Storing your data ‘ in the cloud’ has many benefits for individuals and firms, but it also presents risks
Fear of large clouds
BACKING up computers is such a chore that most of us have experienced the pain of losing a hard drive containing digital photos or the work we had prepared for this week.
That’s the fear holding a lot of people back from trusting cloud storage online.
But cloud storage is omnipresent these days and you’re probably reliant on it in ways unrealised.
Many of us rely on sites like Gmail and other webmail servers, music storage sites such as Spotify, iTunes, Dropbox, GoogleDocs, YouSendIt and other data sharing sites, and video and photo sites like YouTube and Instagram.
There are so many benefits to the cloud for our data, our entertainment and everything else that can be stored on a service that we can access on any device with an online connection from any location. The benefits are many, but the dangers are real.
Cloud storage is an increasingly popular method of outsourcing computing power and storage to remote servers over the web and each time there is an outage, we are reminded of the risks of relying on the cloud.
The cloud is not always dependable, as an Amazon service glitch proved last year when several major sites, including Foursquare, Reddit and HootSuite, were down.

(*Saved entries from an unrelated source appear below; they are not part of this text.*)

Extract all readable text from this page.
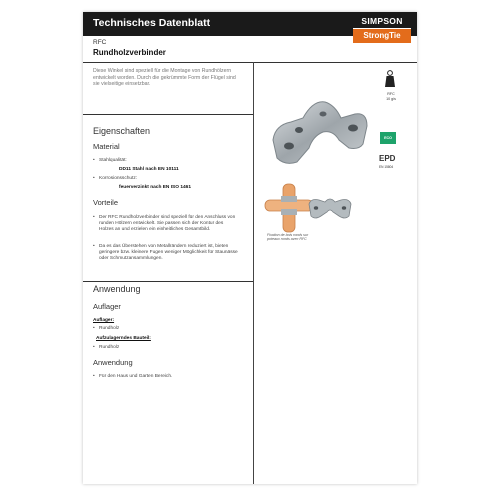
Technisches Datenblatt	SIMPSON
StrongTie
RFC
Rundholzverbinder
Diese Winkel sind speziell für die Montage von Rundhölzern entwickelt worden. Durch die gekrümmte Form der Flügel sind sie vielseitige einsetzbar.
Eigenschaften
Material
• Stahlqualität:
DD11 Stahl nach EN 10111
• Korrosionsschutz:
feuerverzinkt nach EN ISO 1461
Vorteile
• Der RFC Rundholzverbinder sind speziell für den Anschluss von runden Hölzern entwickelt. Sie passen sich der Kontur des Holzes an und erzielen ein einheitliches Gesamtbild.
• Da es das Überstehen von Metallrändern reduziert ist, bieten geringere bzw. kleinere Fugen weniger Möglichkeit für Staunässe oder Schmutzansammlungen.
Anwendung
Auflager
Auflager:
• Rundholz
Aufzulagerndes Bauteil:
• Rundholz
Anwendung
• Für den Haus und Garten Bereich.
Fixation de bois ronds sur poteaux ronds avec RFC
RFC
10 g/s
ECO
EPD
EN 15804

An electrical storm in the US recently disrupted numerous web companies reliant on Amazon’s virtual data servers, including photo- sharing network Instagram, social photo site Pinterest and on- demand TV and movie site Netflix.
Cloud services, even Dropbox by their own admission, do not often back up their data with a disaster recovery plan because it would double infrastructure costs and make operations more complicated.
Some services, including Dropbox, use different remote facilities, however, so that even if their servers are down, they are not wiped out and can return to normal service sooner or later.
As you can imagine, three days without Instagram operational prompted users around the world to worry that they may never access their photos again.
There is always a risk. Even if you store everything in the cloud to save space on your devices, backing up your data yourself is advised.
When the cloud breaks, data will fall and it’s not only personal computer, tablet and smartphone users who will be affected, either.
Unforseen disruptions to cloud storage will increasingly affect the larger economy, with big- business customers including entertainment networks, hotel chains, communications companies, navigation, appliances, utilities and surveillance systems reliant on cloud systems.
BE SAFE IN THE CLOUD
Use different passwords: It’s easy to get in the habit of using the same password across different sites, but if one is compromised ( like Sony PlayStation network earlier this year), you may regret it. Back it up: If you care about your data, files, documents and media, back it all up on external hard drives. The investment will be worth it, particularly for irreplaceable data like family photos and videos. Know the cloud you’re with: Make sure you understand the site’s terms of service and back- up plans. Read all the fine print to be aware and prepared.